A Machine Learning Method to Achieve High Accuracy in Galaxy and AGN Classification using Photometric Data
ABSTRACT
Classifying galaxies is a crucial task in astrophysics, impacting our understanding of cosmic processes and the structure of the universe. The Baldwin-Phillips-Terlevich (BPT) diagram, established in 1981, is a common method for galaxy classification but has about a 20% inaccuracy rate when classifying Active Galactic Nuclei (AGNs)[1]. AGNs, characterized by their supermassive black holes emitting substantial radiation, are vital for astrophysical research[2]. This paper presents a machine learning approach to improve AGN classification, focusing mainly on photometric data instead of spectroscopy.
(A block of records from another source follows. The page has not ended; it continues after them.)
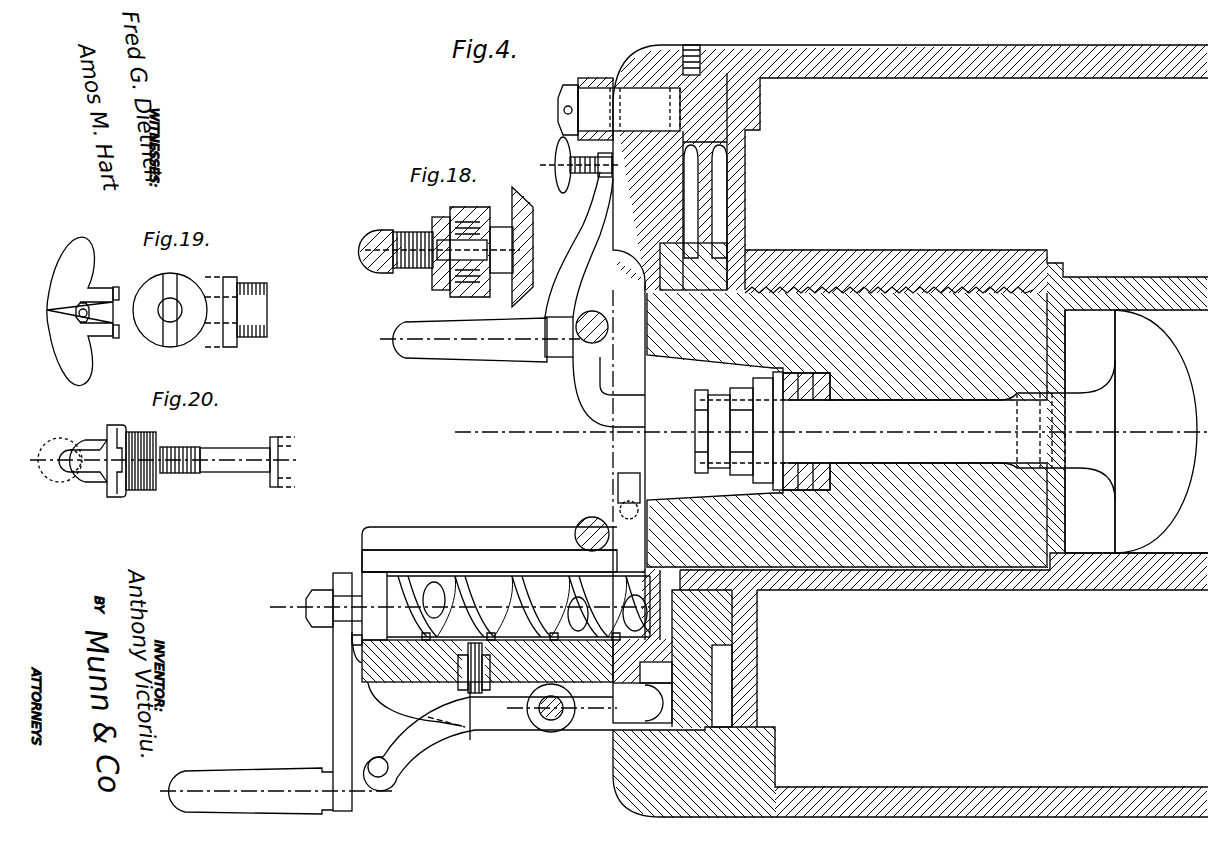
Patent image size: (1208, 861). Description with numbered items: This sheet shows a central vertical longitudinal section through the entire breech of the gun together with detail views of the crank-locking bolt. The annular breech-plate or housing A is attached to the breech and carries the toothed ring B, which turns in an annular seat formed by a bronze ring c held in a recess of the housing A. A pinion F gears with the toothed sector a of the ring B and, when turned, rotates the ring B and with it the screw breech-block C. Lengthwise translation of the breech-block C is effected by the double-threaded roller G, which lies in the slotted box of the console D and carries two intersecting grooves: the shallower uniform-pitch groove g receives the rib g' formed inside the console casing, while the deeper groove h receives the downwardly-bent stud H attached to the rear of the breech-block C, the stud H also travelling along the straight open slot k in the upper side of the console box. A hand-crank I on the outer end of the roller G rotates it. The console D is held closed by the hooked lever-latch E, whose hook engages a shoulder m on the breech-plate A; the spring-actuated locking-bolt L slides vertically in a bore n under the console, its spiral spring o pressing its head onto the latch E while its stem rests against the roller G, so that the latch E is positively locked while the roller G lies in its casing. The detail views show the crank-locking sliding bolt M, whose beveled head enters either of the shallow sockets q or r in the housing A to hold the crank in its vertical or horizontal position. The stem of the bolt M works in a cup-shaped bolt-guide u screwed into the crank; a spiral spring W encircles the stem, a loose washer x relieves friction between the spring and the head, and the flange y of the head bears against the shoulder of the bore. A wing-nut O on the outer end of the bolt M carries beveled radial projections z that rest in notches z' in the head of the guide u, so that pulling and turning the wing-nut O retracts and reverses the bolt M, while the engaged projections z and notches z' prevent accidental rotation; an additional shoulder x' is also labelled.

In FIG. 4, the breech-plate or housing A is at (638, 62).
In FIG. 4, the toothed ring B is at (700, 566).
In FIG. 4, the screw breech-block C is at (847, 430).
In FIG. 4, the bronze ring c is at (705, 248).
In FIG. 4, the toothed sector a is at (705, 201).
In FIG. 4, the pinion F is at (632, 92).
In FIG. 4, the piston rod and piston P is at (870, 419).
In FIG. 18, the piston rod and piston P is at (501, 250).
In FIG. 20, the piston rod and piston P is at (282, 462).
In FIG. 4, the shoulder or catch m is at (560, 160).
In FIG. 4, the spiral spring o is at (557, 176).
In FIG. 4, the socket r is at (519, 299).
In FIG. 4, the stud H is at (590, 516).
In FIG. 4, the bore n is at (505, 686).
In FIG. 4, the console D is at (412, 551).
In FIG. 4, the slot k is at (489, 561).
In FIG. 4, the double-threaded roller G is at (478, 606).
In FIG. 4, the shallower thread or groove g is at (514, 572).
In FIG. 4, the thread or rib g' is at (455, 641).
In FIG. 4, the deeper thread or groove h is at (505, 524).
In FIG. 4, the hand-crank I is at (333, 714).
In FIG. 4, the lever-latch E is at (596, 708).
In FIG. 4, the locking-bolt L is at (457, 719).
In FIG. 18, the wing-nut O is at (380, 240).
In FIG. 19, the wing-nut O is at (80, 311).
In FIG. 20, the wing-nut O is at (72, 451).
In FIG. 18, the bolt-guide u is at (438, 241).
In FIG. 19, the bolt-guide u is at (258, 278).
In FIG. 20, the bolt-guide u is at (141, 449).
In FIG. 18, the spiral spring W is at (473, 243).
In FIG. 18, the flange y is at (514, 247).
In FIG. 20, the flange y is at (275, 488).
In FIG. 18, the socket q is at (540, 240).
In FIG. 18, the sliding bolt M is at (440, 252).
In FIG. 20, the sliding bolt M is at (225, 455).
In FIG. 18, the loose washer x is at (423, 303).
In FIG. 18, the shoulder x' is at (498, 303).
In FIG. 19, the radial projections z is at (122, 314).
In FIG. 20, the radial projections z is at (104, 468).
In FIG. 19, the notches z' is at (173, 314).
In FIG. 20, the notches z' is at (124, 474).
By applying Random Forest Classifier, Logistic Regression, and K-means Clustering algorithms to a dataset combining the Sloan Digital Sky Survey (SDSS), the Galaxy Evolution Explorer (GALEX), and the Wide-Field Infrared Survey Explorer (WISE), we achieved a classification accuracy of 82% for AGNs using both photometry and spectroscopy, and notably 97% for quasars—an extremely luminous subset of AGNs—using only photometry. This high accuracy is significant since photometric data collection is simpler and less resource-intensive than spectroscopy. The improved classification accuracy is attributed not to an overabundance of non-quasar or non-AGNs in the datasets, which could introduce bias, but to the machine learning algorithms’ capabilities in identifying emission line ratios characteristic of quasars and AGNs. Further refinement of photometry datasets and optimization of machine learning models could lead to even more precise galaxy classifications, deepening our understanding of the universe’s complexities.
INTRODUCTION.
This research targets the enhancement of galaxy classification techniques, especially in the identification of AGNs, by addressing the misclassification issues prevalent in the conventional BPT diagram approach. Utilizing the combined SDSS-GALEX-WISE dataset, this study investigates alternative emission line ratios to establish a more accurate classification model, using machine learning.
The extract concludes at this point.